Sam Hall is Director of the Conservative Environment Network
After months of media build-up and political focus, COP26 concluded on Saturday with the Glasgow Climate Pact.
The stakes were high, as were expectations. Having agreed high-level goals and a framework for international climate action in Paris six years ago, the Glasgow COP was about action and delivery. But while climate change was never going to be solved at this one conference, the government can justifiably claim that serious, tangible progress has been made on each of their main goals.
Keeping 1.5 degrees alive
Countries were asked to come to this COP with strengthened national commitments to get the world on track for 1.5 degrees – the goal agreed in Paris. Many nations have been publishing new climate plans for well over a year, including, at COP26, India, which committed to getting half its energy from renewable sources by 2030 and reaching net zero emissions by 2070.
As a result of these new commitments, experts believe that we are now on track for between 1.8 and 2.4 degrees’ warming, depending on how effectively countries turn targets into concrete policy. This shows a significant improvement since the UK’s diplomatic efforts began in 2019, when the UN estimated that we were heading for over three degrees’ warming by the end of the century.
Going into Glasgow, the amount by which national pledges would need to have increased was so significant that it was impossible that the gap to 1.5 degrees would be closed completely. China’s refusal to strengthen its 2030 goal of peaking emissions in particular has been a major barrier.
The parts of the final text acknowledging that action this decade needs to be accelerated and committing to reviewing national commitments next year at COP27 are critical, and the UK deserves great credit for leading agreement on this.
Coal and cars
There has been good progress too on the Prime Minister’s ambitions of ending coal power and the sale of new combustion engines, although these were always going to be difficult areas to achieve complete consensus on.
On coal power, a number of Asian economies, including Vietnam and Indonesia, committed for the first time to stop building new coal plants and phasing out their existing ones. Similarly, South Africa, another major coal polluter, agreed to move away from coal power in return for financial assistance for developing clean energy alternatives and supporting their coal mining communities through the transition.
Impressively, the UK presidency was successful in getting an historic agreement on phasing down unabated coal power in the final agreement, although the language was weakened by India and China at the last minute.
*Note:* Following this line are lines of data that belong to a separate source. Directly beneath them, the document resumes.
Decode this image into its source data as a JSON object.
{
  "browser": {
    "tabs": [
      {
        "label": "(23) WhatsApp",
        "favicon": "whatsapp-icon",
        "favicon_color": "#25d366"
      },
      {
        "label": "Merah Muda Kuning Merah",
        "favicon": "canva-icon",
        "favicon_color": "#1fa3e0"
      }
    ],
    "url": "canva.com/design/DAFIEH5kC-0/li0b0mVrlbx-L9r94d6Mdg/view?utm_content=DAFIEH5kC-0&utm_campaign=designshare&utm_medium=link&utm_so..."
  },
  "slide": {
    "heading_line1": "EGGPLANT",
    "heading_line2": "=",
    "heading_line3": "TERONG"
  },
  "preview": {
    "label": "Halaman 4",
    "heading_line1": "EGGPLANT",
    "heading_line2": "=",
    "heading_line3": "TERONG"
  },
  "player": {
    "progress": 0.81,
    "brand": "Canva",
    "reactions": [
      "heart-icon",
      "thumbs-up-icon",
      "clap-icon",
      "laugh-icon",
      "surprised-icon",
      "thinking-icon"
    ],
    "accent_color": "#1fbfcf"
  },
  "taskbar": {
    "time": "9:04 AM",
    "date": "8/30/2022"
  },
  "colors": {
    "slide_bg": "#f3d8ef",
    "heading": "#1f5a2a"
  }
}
Despite China ending its overseas financing of coal plants and India cancelling new coal projects domestically, both countries remain blockers of the global coal phase-out the climate urgently needs.
After COP, car manufacturers responsible for 31 per cent of global car sales have commitments to end petrol and diesel car sales, up from effectively zero at the start of 2021.
In both these areas, the ever improving economics of renewable energy projects and electric cars, which continue to fall in cost and improve in performance, will see the private sector increasingly drive progress rather than governments. New coal projects especially will struggle to attract private investment.
Probably the highlight of the COP has been the commitment by countries which are home to 85 per cent of the world’s forests, including Brazil, Indonesia, and the Democratic Republic of Congo, to halt and reverse deforestation by 2030. This was reinforced by agreements to provide almost £14 billion in finance to protect forests, to eliminate illegal deforestation in supply chains (which the UK has led the way with through the Environment Act), and to tackle the financing of illegal deforestation. Zac Goldsmith and Boris Johnson in particular deserve huge credit for securing this groundbreaking deal.
While wealthier nations have missed the 2020 deadline for delivering on their commitment to provide $100 billion a year in climate finance for developing countries, it is now believed that the target will be achieved by 2022 (a year earlier than expected), while the final agreement recommits that an average of $100 billion will be provided each year from 2020-2025.
The failure to follow through on this commitment, which was originally made in 2009, has undoubtedly had significant consequences, given the importance of climate finance to unlocking greater commitments from developing countries.
There’s been a welcome acknowledgement that future COPs will need to deliver much more climate finance beyond the $100 billion a year goal, and that private finance in particular will need to be scaled up. Just as we won’t deliver net zero at home just through state spending, the developing world won’t decarbonise and become more resilient to climate impacts without significantly more private capital.
It’s easy to be cynical about COPs and their impact, but this one has delivered measurable successes. With over 90 per cent of the world’s GDP now covered by net zero targets (up from 30 per cent in 2019) and financial institutions controlling over $130 trillion dollars’ worth of capital now having climate change commitments, the direction of travel has never been clearer and the momentum behind climate action, particularly from the private sector, has never been greater.
Follow-through will be critical to Glasgow’s legacy. Pledges must be translated into policies and actions. Countries must honour and be held accountable for their commitments. And the private sector must not meet their targets through greenwashing.
While there’s no doubt that we’re closer to a greener, cleaner, safer planet after Glasgow, the real success of COP26 will only be determined in the months and years ahead.